Walking home after a lecture by MG…
R and I linger in the building to be a surface for one another’s ideas that must be out, ricochet after the reading. His composition of peripheries. A process, a method of memory and history. “A force captured by juxtaposition.”
I remember this building, on 280 S. Columbus, that I first came to in 1991, summer, a junior seeking refuge from high school, taking a class called Mixed Media. All manner of material was made available in a vast room with stained floors and scuffed walls, appearances unimportant in a place devoted to making things. This was a refuge from suburbs of slipcovers and lemon-scented pledge. It’s curious what becomes memorable. A vast room with stained floors where anything was possible. We were told to make whatever we wanted. Everything was possible. There was no stipulation for form or content.
I spent the summer hammering nails into a board because that was my only reference point for making things. The last time I had hammered nails into a board was 1979 or 80, in a basement, in a suburb called Justice, with my dad, making bookshelves. Not meant to endure, those shelves or this memory, flimsy and yet I took them for myself when I moved away from the suburbs in 1996. And the seven different apartments I would have in the city.
And two in Providence. Providence, winter 2001, sleeping next to them full of books. The overpowering presence of them, the reason I was there and J was elsewhere. The audacity of hope that brought me there. The phone call that would be received in 2000, spring. It was just a message, J wrote down some numbers for me to return, but we knew. We knew that this was would be an offer that I couldn’t let go. It would make us leave Chicago.
The message of some numbers I don’t remember. When I wasn’t home. When I was working. At the Art Institute, mounting and masking slides for one of its libraries. The overpowering presence of books, being a whole wall of a little room, where I felt small against the miles between a place I called home and there. It became too much.
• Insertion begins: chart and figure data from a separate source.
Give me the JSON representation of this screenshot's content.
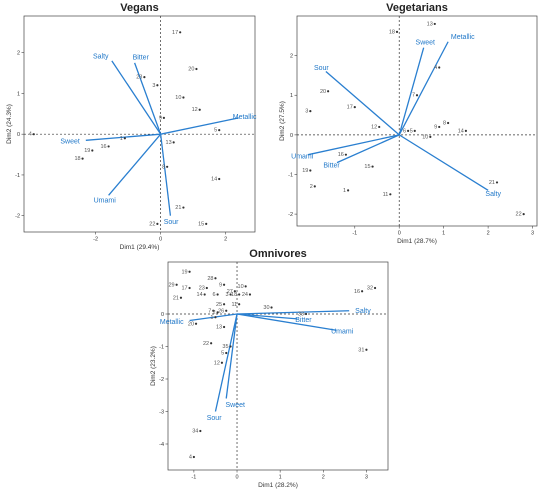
{
  "chart_data": [
    {
      "type": "scatter",
      "title": "Vegans",
      "xlabel": "Dim1 (29.4%)",
      "ylabel": "Dim2 (24.3%)",
      "xlim": [
        -4.2,
        2.9
      ],
      "ylim": [
        -2.4,
        2.9
      ],
      "xticks": [
        -2,
        0,
        2
      ],
      "yticks": [
        -2,
        -1,
        0,
        1,
        2
      ],
      "points": [
        {
          "label": "17",
          "x": 0.6,
          "y": 2.5
        },
        {
          "label": "20",
          "x": 1.1,
          "y": 1.6
        },
        {
          "label": "23",
          "x": -0.5,
          "y": 1.4
        },
        {
          "label": "3",
          "x": -0.1,
          "y": 1.2
        },
        {
          "label": "10",
          "x": 0.7,
          "y": 0.9
        },
        {
          "label": "12",
          "x": 1.2,
          "y": 0.6
        },
        {
          "label": "9",
          "x": 0.1,
          "y": 0.4
        },
        {
          "label": "5",
          "x": 1.8,
          "y": 0.1
        },
        {
          "label": "4",
          "x": -3.9,
          "y": 0.0
        },
        {
          "label": "1",
          "x": -1.1,
          "y": -0.1
        },
        {
          "label": "19",
          "x": -2.1,
          "y": -0.4
        },
        {
          "label": "16",
          "x": -1.6,
          "y": -0.3
        },
        {
          "label": "18",
          "x": -2.4,
          "y": -0.6
        },
        {
          "label": "13",
          "x": 0.4,
          "y": -0.2
        },
        {
          "label": "8",
          "x": 0.2,
          "y": -0.8
        },
        {
          "label": "14",
          "x": 1.8,
          "y": -1.1
        },
        {
          "label": "21",
          "x": 0.7,
          "y": -1.8
        },
        {
          "label": "22",
          "x": -0.1,
          "y": -2.2
        },
        {
          "label": "15",
          "x": 1.4,
          "y": -2.2
        }
      ],
      "vectors": [
        {
          "label": "Salty",
          "x": -1.5,
          "y": 1.8
        },
        {
          "label": "Bitter",
          "x": -0.8,
          "y": 1.75
        },
        {
          "label": "Metallic",
          "x": 2.4,
          "y": 0.4
        },
        {
          "label": "Sweet",
          "x": -2.3,
          "y": -0.15
        },
        {
          "label": "Umami",
          "x": -1.6,
          "y": -1.5
        },
        {
          "label": "Sour",
          "x": 0.3,
          "y": -2.0
        }
      ]
    },
    {
      "type": "scatter",
      "title": "Vegetarians",
      "xlabel": "Dim1 (28.7%)",
      "ylabel": "Dim2 (27.5%)",
      "xlim": [
        -2.3,
        3.1
      ],
      "ylim": [
        -2.3,
        3.0
      ],
      "xticks": [
        -1,
        0,
        1,
        2,
        3
      ],
      "yticks": [
        -2,
        -1,
        0,
        1,
        2
      ],
      "points": [
        {
          "label": "18",
          "x": -0.05,
          "y": 2.6
        },
        {
          "label": "13",
          "x": 0.8,
          "y": 2.8
        },
        {
          "label": "4",
          "x": 0.9,
          "y": 1.7
        },
        {
          "label": "20",
          "x": -1.6,
          "y": 1.1
        },
        {
          "label": "7",
          "x": 0.4,
          "y": 1.0
        },
        {
          "label": "17",
          "x": -1.0,
          "y": 0.7
        },
        {
          "label": "3",
          "x": -2.0,
          "y": 0.6
        },
        {
          "label": "12",
          "x": -0.45,
          "y": 0.2
        },
        {
          "label": "8",
          "x": 1.1,
          "y": 0.3
        },
        {
          "label": "9",
          "x": 0.9,
          "y": 0.2
        },
        {
          "label": "6",
          "x": 0.2,
          "y": 0.1
        },
        {
          "label": "5",
          "x": 0.35,
          "y": 0.1
        },
        {
          "label": "10",
          "x": 0.7,
          "y": -0.05
        },
        {
          "label": "14",
          "x": 1.5,
          "y": 0.1
        },
        {
          "label": "16",
          "x": -1.2,
          "y": -0.5
        },
        {
          "label": "15",
          "x": -0.6,
          "y": -0.8
        },
        {
          "label": "19",
          "x": -2.0,
          "y": -0.9
        },
        {
          "label": "2",
          "x": -1.9,
          "y": -1.3
        },
        {
          "label": "1",
          "x": -1.15,
          "y": -1.4
        },
        {
          "label": "11",
          "x": -0.2,
          "y": -1.5
        },
        {
          "label": "21",
          "x": 2.2,
          "y": -1.2
        },
        {
          "label": "22",
          "x": 2.8,
          "y": -2.0
        }
      ],
      "vectors": [
        {
          "label": "Sweet",
          "x": 0.55,
          "y": 2.2
        },
        {
          "label": "Metallic",
          "x": 1.1,
          "y": 2.35
        },
        {
          "label": "Sour",
          "x": -1.65,
          "y": 1.6
        },
        {
          "label": "Umami",
          "x": -2.05,
          "y": -0.5
        },
        {
          "label": "Bitter",
          "x": -1.4,
          "y": -0.7
        },
        {
          "label": "Salty",
          "x": 2.0,
          "y": -1.4
        }
      ]
    },
    {
      "type": "scatter",
      "title": "Omnivores",
      "xlabel": "Dim1 (28.2%)",
      "ylabel": "Dim2 (23.2%)",
      "xlim": [
        -1.6,
        3.5
      ],
      "ylim": [
        -4.8,
        1.6
      ],
      "xticks": [
        -1,
        0,
        1,
        2,
        3
      ],
      "yticks": [
        -4,
        -3,
        -2,
        -1,
        0
      ],
      "points": [
        {
          "label": "19",
          "x": -1.1,
          "y": 1.3
        },
        {
          "label": "29",
          "x": -1.4,
          "y": 0.9
        },
        {
          "label": "28",
          "x": -0.5,
          "y": 1.1
        },
        {
          "label": "17",
          "x": -1.1,
          "y": 0.8
        },
        {
          "label": "23",
          "x": -0.7,
          "y": 0.8
        },
        {
          "label": "9",
          "x": -0.3,
          "y": 0.9
        },
        {
          "label": "14",
          "x": -0.75,
          "y": 0.6
        },
        {
          "label": "6",
          "x": -0.45,
          "y": 0.6
        },
        {
          "label": "3",
          "x": -0.15,
          "y": 0.6
        },
        {
          "label": "27",
          "x": -0.05,
          "y": 0.7
        },
        {
          "label": "10",
          "x": 0.2,
          "y": 0.85
        },
        {
          "label": "18",
          "x": 0.05,
          "y": 0.6
        },
        {
          "label": "24",
          "x": 0.3,
          "y": 0.6
        },
        {
          "label": "21",
          "x": -1.3,
          "y": 0.5
        },
        {
          "label": "25",
          "x": -0.3,
          "y": 0.3
        },
        {
          "label": "11",
          "x": 0.05,
          "y": 0.3
        },
        {
          "label": "7",
          "x": -0.55,
          "y": 0.1
        },
        {
          "label": "26",
          "x": -0.25,
          "y": 0.1
        },
        {
          "label": "1",
          "x": -0.5,
          "y": -0.1
        },
        {
          "label": "2",
          "x": -0.45,
          "y": 0.05
        },
        {
          "label": "20",
          "x": -0.95,
          "y": -0.3
        },
        {
          "label": "13",
          "x": -0.3,
          "y": -0.4
        },
        {
          "label": "22",
          "x": -0.6,
          "y": -0.9
        },
        {
          "label": "30",
          "x": 0.8,
          "y": 0.2
        },
        {
          "label": "33",
          "x": 1.6,
          "y": 0.0
        },
        {
          "label": "16",
          "x": 2.9,
          "y": 0.7
        },
        {
          "label": "32",
          "x": 3.2,
          "y": 0.8
        },
        {
          "label": "31",
          "x": 3.0,
          "y": -1.1
        },
        {
          "label": "35",
          "x": -0.15,
          "y": -1.0
        },
        {
          "label": "5",
          "x": -0.25,
          "y": -1.2
        },
        {
          "label": "12",
          "x": -0.35,
          "y": -1.5
        },
        {
          "label": "34",
          "x": -0.85,
          "y": -3.6
        },
        {
          "label": "4",
          "x": -1.0,
          "y": -4.4
        }
      ],
      "vectors": [
        {
          "label": "Salty",
          "x": 2.6,
          "y": 0.1
        },
        {
          "label": "Bitter",
          "x": 1.4,
          "y": -0.15
        },
        {
          "label": "Umami",
          "x": 2.3,
          "y": -0.5
        },
        {
          "label": "Metallic",
          "x": -1.1,
          "y": -0.2
        },
        {
          "label": "Sweet",
          "x": -0.25,
          "y": -2.6
        },
        {
          "label": "Sour",
          "x": -0.5,
          "y": -3.0
        }
      ]
    }
  ]
}
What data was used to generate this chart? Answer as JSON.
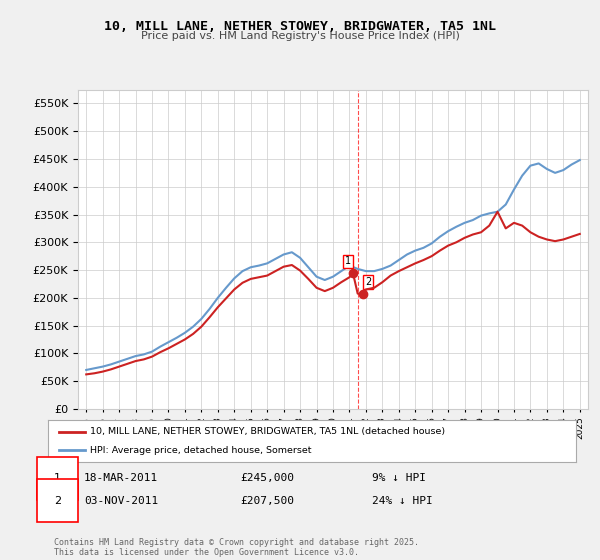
{
  "title": "10, MILL LANE, NETHER STOWEY, BRIDGWATER, TA5 1NL",
  "subtitle": "Price paid vs. HM Land Registry's House Price Index (HPI)",
  "ylabel_ticks": [
    "£0",
    "£50K",
    "£100K",
    "£150K",
    "£200K",
    "£250K",
    "£300K",
    "£350K",
    "£400K",
    "£450K",
    "£500K",
    "£550K"
  ],
  "ylim": [
    0,
    575000
  ],
  "background_color": "#f0f0f0",
  "plot_bg_color": "#ffffff",
  "sale1": {
    "date": "2011-03-18",
    "price": 245000,
    "label": "1"
  },
  "sale2": {
    "date": "2011-11-03",
    "price": 207500,
    "label": "2"
  },
  "sale1_x": 2011.21,
  "sale2_x": 2011.84,
  "vline_x": 2011.5,
  "legend_label_red": "10, MILL LANE, NETHER STOWEY, BRIDGWATER, TA5 1NL (detached house)",
  "legend_label_blue": "HPI: Average price, detached house, Somerset",
  "annotation1": "1   18-MAR-2011      £245,000      9% ↓ HPI",
  "annotation2": "2   03-NOV-2011      £207,500      24% ↓ HPI",
  "footnote": "Contains HM Land Registry data © Crown copyright and database right 2025.\nThis data is licensed under the Open Government Licence v3.0.",
  "hpi_data": {
    "years": [
      1995,
      1995.5,
      1996,
      1996.5,
      1997,
      1997.5,
      1998,
      1998.5,
      1999,
      1999.5,
      2000,
      2000.5,
      2001,
      2001.5,
      2002,
      2002.5,
      2003,
      2003.5,
      2004,
      2004.5,
      2005,
      2005.5,
      2006,
      2006.5,
      2007,
      2007.5,
      2008,
      2008.5,
      2009,
      2009.5,
      2010,
      2010.5,
      2011,
      2011.5,
      2012,
      2012.5,
      2013,
      2013.5,
      2014,
      2014.5,
      2015,
      2015.5,
      2016,
      2016.5,
      2017,
      2017.5,
      2018,
      2018.5,
      2019,
      2019.5,
      2020,
      2020.5,
      2021,
      2021.5,
      2022,
      2022.5,
      2023,
      2023.5,
      2024,
      2024.5,
      2025
    ],
    "values": [
      70000,
      73000,
      76000,
      80000,
      85000,
      90000,
      95000,
      98000,
      103000,
      112000,
      120000,
      128000,
      137000,
      148000,
      162000,
      180000,
      200000,
      218000,
      235000,
      248000,
      255000,
      258000,
      262000,
      270000,
      278000,
      282000,
      272000,
      255000,
      238000,
      232000,
      238000,
      248000,
      258000,
      252000,
      248000,
      248000,
      252000,
      258000,
      268000,
      278000,
      285000,
      290000,
      298000,
      310000,
      320000,
      328000,
      335000,
      340000,
      348000,
      352000,
      355000,
      368000,
      395000,
      420000,
      438000,
      442000,
      432000,
      425000,
      430000,
      440000,
      448000
    ]
  },
  "price_data": {
    "years": [
      1995,
      1995.5,
      1996,
      1996.5,
      1997,
      1997.5,
      1998,
      1998.5,
      1999,
      1999.5,
      2000,
      2000.5,
      2001,
      2001.5,
      2002,
      2002.5,
      2003,
      2003.5,
      2004,
      2004.5,
      2005,
      2005.5,
      2006,
      2006.5,
      2007,
      2007.5,
      2008,
      2008.5,
      2009,
      2009.5,
      2010,
      2010.5,
      2011,
      2011.21,
      2011.5,
      2011.84,
      2012,
      2012.5,
      2013,
      2013.5,
      2014,
      2014.5,
      2015,
      2015.5,
      2016,
      2016.5,
      2017,
      2017.5,
      2018,
      2018.5,
      2019,
      2019.5,
      2020,
      2020.5,
      2021,
      2021.5,
      2022,
      2022.5,
      2023,
      2023.5,
      2024,
      2024.5,
      2025
    ],
    "values": [
      62000,
      64000,
      67000,
      71000,
      76000,
      81000,
      86000,
      89000,
      94000,
      102000,
      109000,
      117000,
      125000,
      135000,
      148000,
      165000,
      183000,
      199000,
      215000,
      227000,
      234000,
      237000,
      240000,
      248000,
      256000,
      259000,
      249000,
      234000,
      218000,
      212000,
      218000,
      228000,
      237000,
      245000,
      207500,
      207500,
      215000,
      218000,
      228000,
      240000,
      248000,
      255000,
      262000,
      268000,
      275000,
      285000,
      294000,
      300000,
      308000,
      314000,
      318000,
      330000,
      355000,
      325000,
      335000,
      330000,
      318000,
      310000,
      305000,
      302000,
      305000,
      310000,
      315000
    ]
  }
}
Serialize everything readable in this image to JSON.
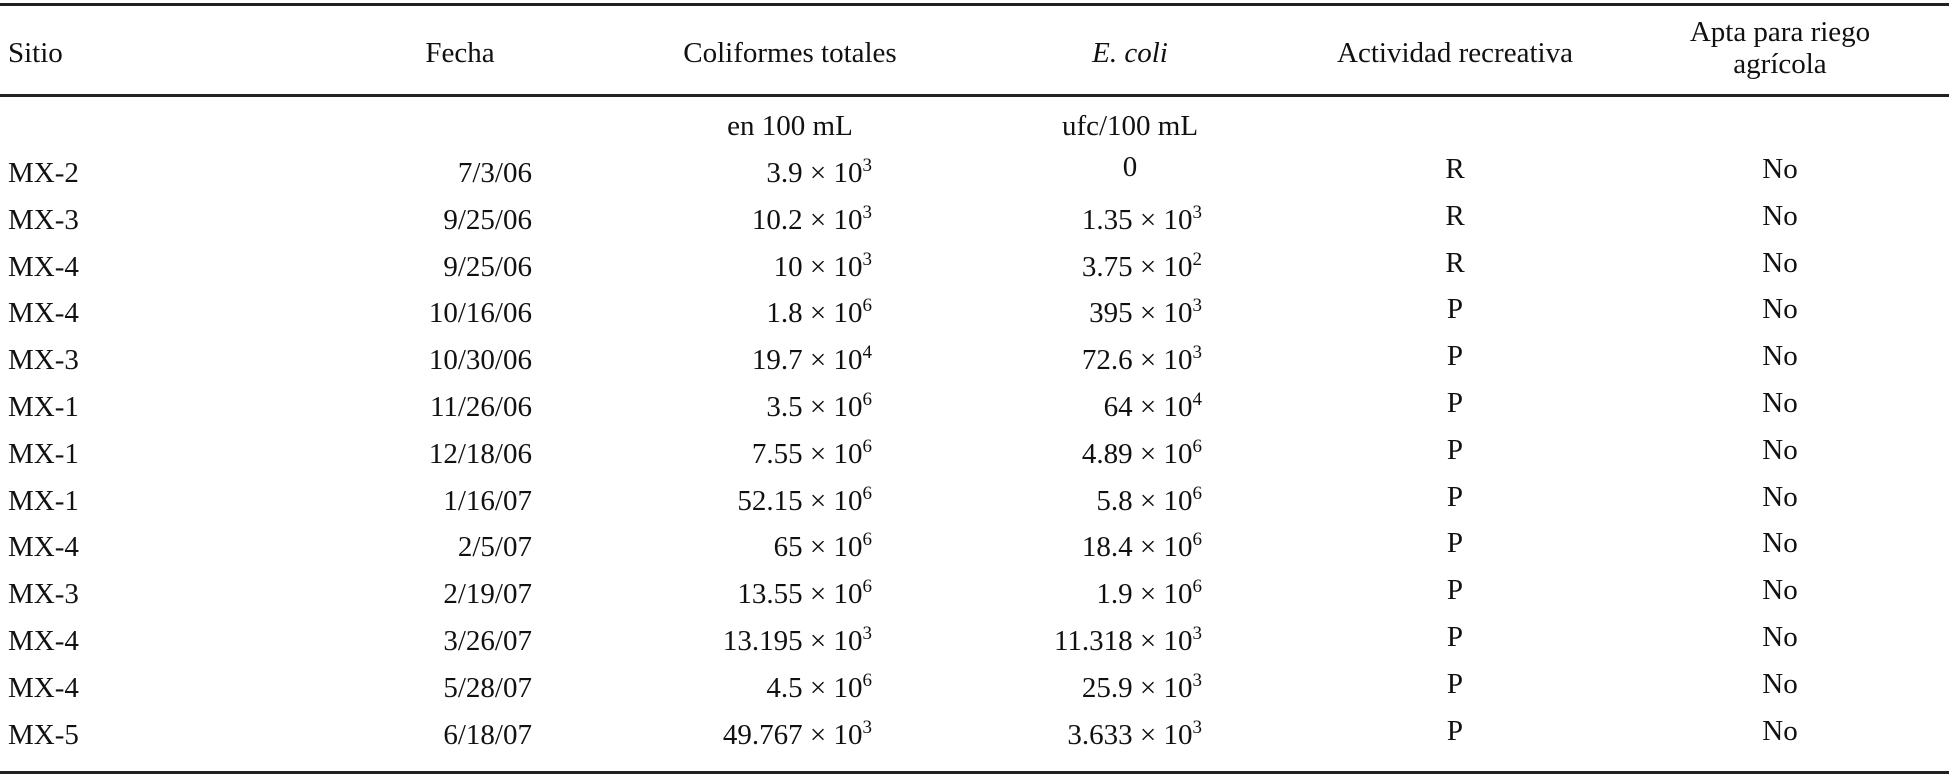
{
  "columns": {
    "sitio": "Sitio",
    "fecha": "Fecha",
    "coliformes": "Coliformes totales",
    "ecoli": "E. coli",
    "actividad": "Actividad recreativa",
    "riego_line1": "Apta para riego",
    "riego_line2": "agrícola"
  },
  "units": {
    "coliformes": "en 100 mL",
    "ecoli": "ufc/100 mL"
  },
  "times_sign": "×",
  "rows": [
    {
      "sitio": "MX-2",
      "fecha": "7/3/06",
      "coli_mant": "3.9",
      "coli_exp": "3",
      "ecoli_mant": "0",
      "ecoli_exp": "",
      "actividad": "R",
      "riego": "No"
    },
    {
      "sitio": "MX-3",
      "fecha": "9/25/06",
      "coli_mant": "10.2",
      "coli_exp": "3",
      "ecoli_mant": "1.35",
      "ecoli_exp": "3",
      "actividad": "R",
      "riego": "No"
    },
    {
      "sitio": "MX-4",
      "fecha": "9/25/06",
      "coli_mant": "10",
      "coli_exp": "3",
      "ecoli_mant": "3.75",
      "ecoli_exp": "2",
      "actividad": "R",
      "riego": "No"
    },
    {
      "sitio": "MX-4",
      "fecha": "10/16/06",
      "coli_mant": "1.8",
      "coli_exp": "6",
      "ecoli_mant": "395",
      "ecoli_exp": "3",
      "actividad": "P",
      "riego": "No"
    },
    {
      "sitio": "MX-3",
      "fecha": "10/30/06",
      "coli_mant": "19.7",
      "coli_exp": "4",
      "ecoli_mant": "72.6",
      "ecoli_exp": "3",
      "actividad": "P",
      "riego": "No"
    },
    {
      "sitio": "MX-1",
      "fecha": "11/26/06",
      "coli_mant": "3.5",
      "coli_exp": "6",
      "ecoli_mant": "64",
      "ecoli_exp": "4",
      "actividad": "P",
      "riego": "No"
    },
    {
      "sitio": "MX-1",
      "fecha": "12/18/06",
      "coli_mant": "7.55",
      "coli_exp": "6",
      "ecoli_mant": "4.89",
      "ecoli_exp": "6",
      "actividad": "P",
      "riego": "No"
    },
    {
      "sitio": "MX-1",
      "fecha": "1/16/07",
      "coli_mant": "52.15",
      "coli_exp": "6",
      "ecoli_mant": "5.8",
      "ecoli_exp": "6",
      "actividad": "P",
      "riego": "No"
    },
    {
      "sitio": "MX-4",
      "fecha": "2/5/07",
      "coli_mant": "65",
      "coli_exp": "6",
      "ecoli_mant": "18.4",
      "ecoli_exp": "6",
      "actividad": "P",
      "riego": "No"
    },
    {
      "sitio": "MX-3",
      "fecha": "2/19/07",
      "coli_mant": "13.55",
      "coli_exp": "6",
      "ecoli_mant": "1.9",
      "ecoli_exp": "6",
      "actividad": "P",
      "riego": "No"
    },
    {
      "sitio": "MX-4",
      "fecha": "3/26/07",
      "coli_mant": "13.195",
      "coli_exp": "3",
      "ecoli_mant": "11.318",
      "ecoli_exp": "3",
      "actividad": "P",
      "riego": "No"
    },
    {
      "sitio": "MX-4",
      "fecha": "5/28/07",
      "coli_mant": "4.5",
      "coli_exp": "6",
      "ecoli_mant": "25.9",
      "ecoli_exp": "3",
      "actividad": "P",
      "riego": "No"
    },
    {
      "sitio": "MX-5",
      "fecha": "6/18/07",
      "coli_mant": "49.767",
      "coli_exp": "3",
      "ecoli_mant": "3.633",
      "ecoli_exp": "3",
      "actividad": "P",
      "riego": "No"
    }
  ]
}
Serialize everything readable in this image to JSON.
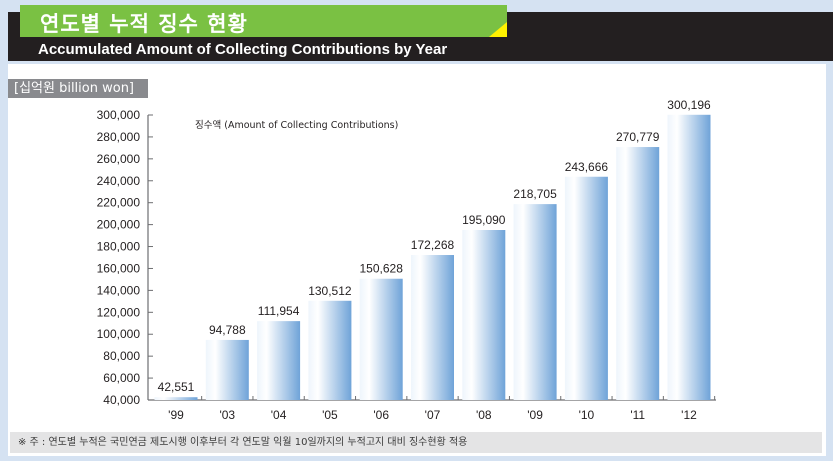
{
  "header": {
    "title_ko": "연도별 누적 징수 현황",
    "title_en": "Accumulated Amount of Collecting Contributions by Year",
    "colors": {
      "dark_bar": "#231f20",
      "green_bar": "#7ac143",
      "accent_triangle": "#fff200"
    }
  },
  "unit_label": "[십억원 billion won]",
  "footnote": "※ 주 : 연도별 누적은 국민연금 제도시행 이후부터 각 연도말 익월 10일까지의 누적고지 대비 징수현황 적용",
  "chart_data": {
    "type": "bar",
    "title": "Accumulated Amount of Collecting Contributions by Year",
    "legend": "징수액 (Amount of Collecting Contributions)",
    "legend_position": "top-left",
    "xlabel": "",
    "ylabel": "[십억원 billion won]",
    "categories": [
      "'99",
      "'03",
      "'04",
      "'05",
      "'06",
      "'07",
      "'08",
      "'09",
      "'10",
      "'11",
      "'12"
    ],
    "values": [
      42551,
      94788,
      111954,
      130512,
      150628,
      172268,
      195090,
      218705,
      243666,
      270779,
      300196
    ],
    "value_labels": [
      "42,551",
      "94,788",
      "111,954",
      "130,512",
      "150,628",
      "172,268",
      "195,090",
      "218,705",
      "243,666",
      "270,779",
      "300,196"
    ],
    "ylim": [
      40000,
      300000
    ],
    "yticks": [
      40000,
      60000,
      80000,
      100000,
      120000,
      140000,
      160000,
      180000,
      200000,
      220000,
      240000,
      260000,
      280000,
      300000
    ],
    "ytick_labels": [
      "40,000",
      "60,000",
      "80,000",
      "100,000",
      "120,000",
      "140,000",
      "160,000",
      "180,000",
      "200,000",
      "220,000",
      "240,000",
      "260,000",
      "280,000",
      "300,000"
    ],
    "grid": false,
    "bar_color_light": "#eef5fc",
    "bar_color_dark": "#6fa3d8"
  }
}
I had to mask them too. My extra set of sheets, black, fit them perfectly, held at the top by some sort of end I don’t remember and draping resolutely to the floor. Those bookshelves the size and shape of a bed.
R and I walk out into the night, briefly warm before the next cold front due soon, rain turning to snow and back to rain again in the minutes we linger before parting ways at the corner. I open my umbrella that fits both of us. She remarks on its preposterous size. I know, I say. It was bought for two. On a day that J and I walked the streets of Evanston in a heavy rain looking for an apartment for him the year we would spend apart. It would be 2001-2002. A courtyard building, an English Garden unit, almost as much as we had paid for an entire coach house for ourselves and full of instruments a year before. English Garden here denotes a sunless basement rampant with centipedes and anchored on either side by retirement communities. Big enough for one person and a few instruments, but instruments that had to be quiet. Like the accordion with moth-eaten bellows. It would be three blocks from where he would go to school. 846 miles from where I went to school. “History is the history of possession, as survival seeks to possess life.” We had planned to see more of each other, but those plans were made before September 11.
I leave R off at Jackson and walk south on Columbus. I don’t pass a single other person the entire way home. The floodlights on the ridiculous volleyball fields are staging some sort of precipitation. Rain, snow. Across the street down a slight hill are the softball fields featured prominently in the brat pack vehicle “About Last Night.” This was one of the first R rated films I ever saw. I would see it on cable late at night, curiously, because I was at an age without an inkling about sex. Movies like this fascinated me because something was happening just below the surface of what I could directly understand. This generic word was an unseen force that made people nice to each other and then angry. It made things indecent. “Some people would want to put pants on a horse.” It submerged a language I thought I understood. Insinuation, innuendo, curse words—all made possible. A language I thought I understood. It made people move out of perfectly nice apartments. Learning the mechanics of it all, the health books, the urban legends told at recess, caused a disappearance. How long –several years- before I’d realize I would miss this.
This is the feeling, that something is just below a veil, more perceptible really with the imagination than with actual data, that I still relish in as many other places I can find it. It makes me a little cautious about knowledge. Like the double edge of any pregnancy, whether thought or flesh. That which is conceived is also given mortality. With experience comes memory. With memory comes the possibility of forgetting.